The JSON files from CourtListener.com for the Supreme Court of the United States

Primary LanguageJupyter NotebookOtherNOASSERTION

This repository contains the JSON files from CourtListener https://www.courtlistener.com for the Supreme Court of the United States.

The non-profit sponsor of CourtListener, Free Law Project http://freelawproject.org, provides this repository on https://github.com/freelawproject/bulk_scotus in order to foster the creation of a common infrastructure for academic research on legal corpora.

If researchers will contribute back to this repository any corrections or improvements they make to the data, then duplicate efforts may be eliminated.

Free Law Project's practice has been to preserve the original format in which it received the document and to open source any tools used to process documents.

So, in the JSON files within this repository you will find both a "source" field that indicates where Free Law Project acquired the document and numerous additional fields representing the original formats Free Law Project has encountered from various sources.

For example, Free Law Project received over 1 million opinions from LawBox in HTML format and these are preserved, as acquired, in the field: html_lawbox.
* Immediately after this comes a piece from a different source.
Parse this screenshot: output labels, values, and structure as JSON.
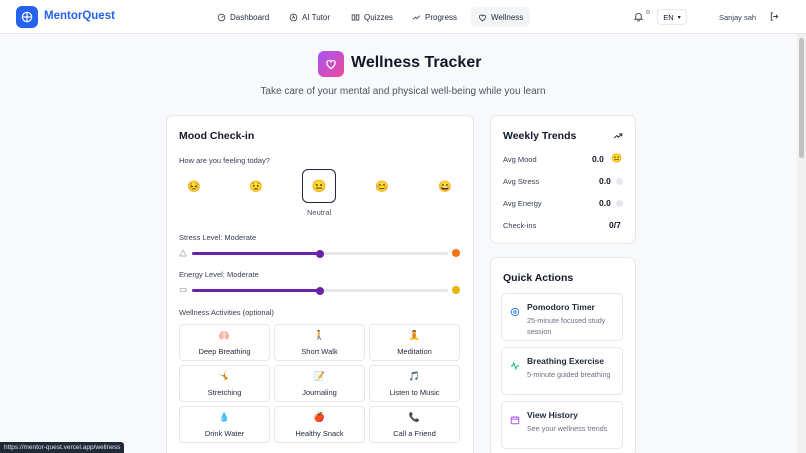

Free Law Project received thousands of opinions from Public.Resource.Org in HTML format. These are preserved, as acquired, in the field: html.

But Free Law Project has made thousands of corrections and improvements to the documents it has received. These are reflected in the metadata contained within these JSON files and in the html_with_citations field.

CourtListener creates the fields plain_text and html_with_citations. The field, plain_text, is created so that CourtListener can put plain text in its search engine. The html_with_citations field holds CourtListener's display version of the document. The CourtListener system processes incoming documents for citations and then hyperlinks the citations to its copies of those cited opinions. The html_with_citations field will contain these hyperlinks.